Joseph Kroll, the director of the health department bureau that drafted the regulations, said it tried to set a “gold standard” for patients.

But abortion rights supporters contend the real goal is to keep existing providers form performing abortions and to make it impossible for doctors to open new abortion clinics.

“The state of Kansas has taken itself to shut down abortion providers,” said Julie Burkhart, founder of the political action committee Trust Women.

National Abortion Federation guidelines

Mary Kay Culp, executive director of the anti-abortion group Kansans for Life, said the Kansas regulations draw on standards set by the National Abortion Federation, the professional association for providers.

“If they are the model medical clinics they always claimed they are, these regulations should not be a problem,” Culp said.

The federation’s latest clinical policy guidelines touch on some of the same subjects as the new Kansas regulations, such as controlling infections and managing medical risks. They also recommend drugs and equipment to be used in particular circumstances.

But the federation’s guidelines focus more on individual procedures and don’t discuss clinic buildings. In standards for post-operative care, the federation says patients can’t be discharged until they are mobile, their pulse and blood pressure are stable and their pain and bleeding are under control. But the standards don’t set a minimum time in the recovery room.

The health department’s standards for surgical centers also don’t set a minimum recovery time. They say a patient who has received anesthesia “shall be discharged in the company of a responsible adult,” though the attending physician can waive the requirement.

There is no specific recovery-time guideline in the office-based surgery rules, either.

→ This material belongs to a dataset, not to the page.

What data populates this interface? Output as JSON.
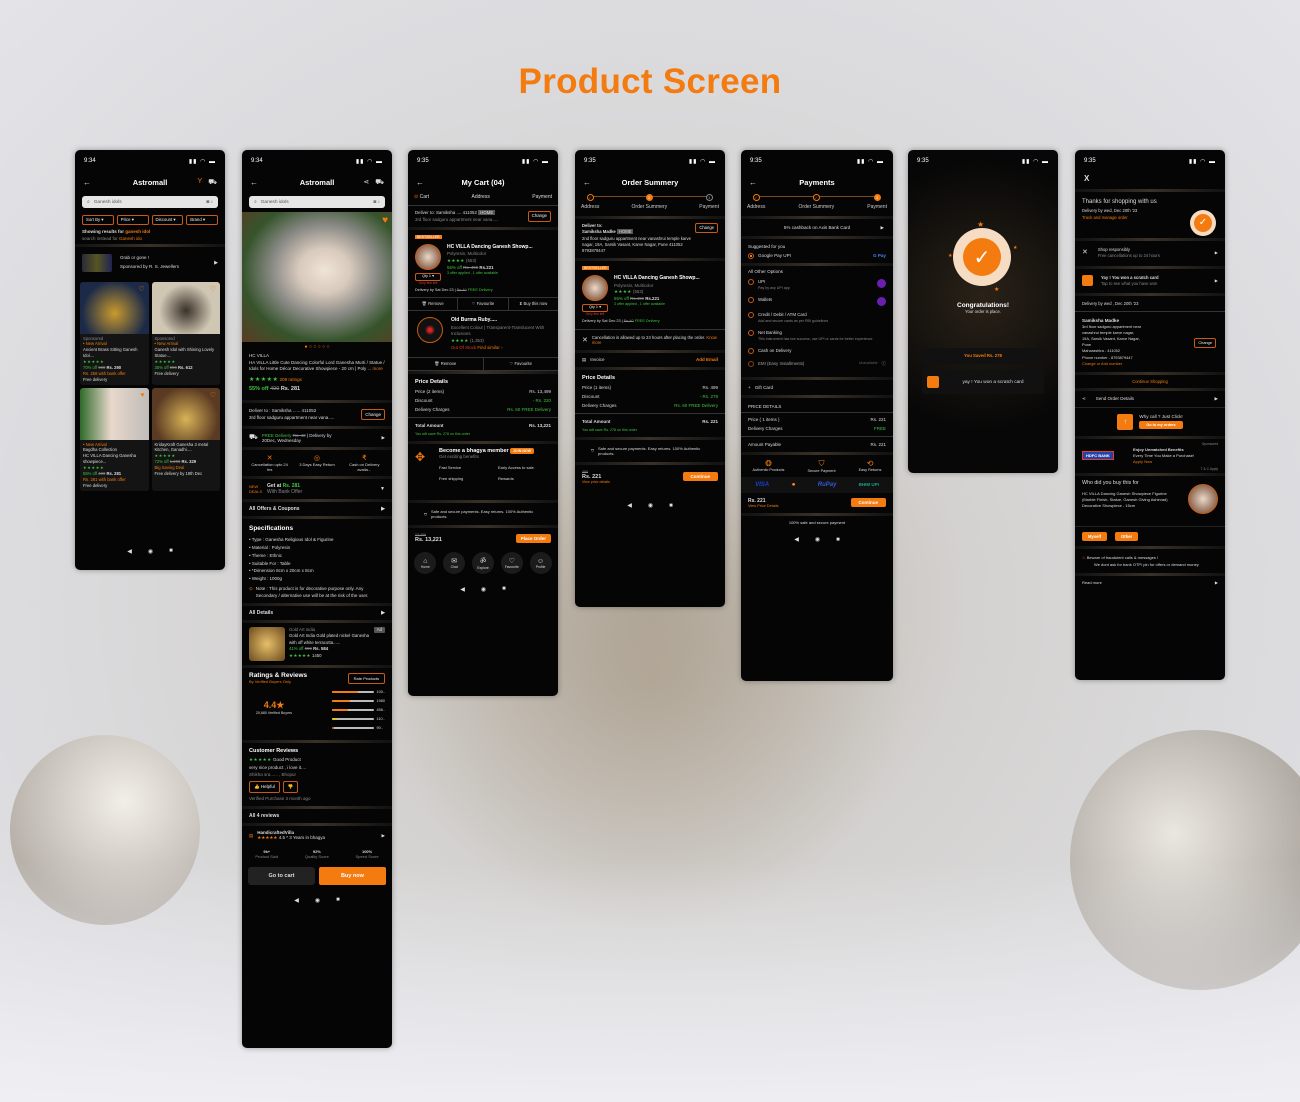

Providers and abortion rights advocates equate first-trimester abortions — the vast majority of those performed in Kansas — with other, minor office-based procedures. Dr. Herbert Hodes, who performs abortions at the Women’s Health Center, said the most common procedure there can be done in 2 minutes or less.

“It’s certainly less complicated than pulling all four wisdom teeth,” he said.

But a conflicting view of abortion led the backers of the new regulations to push for the law under which they were drafted. And Kansas will have significantly different rules for abortion providers than for physicians performing other office-based surgeries, or for surgical centers and hospitals.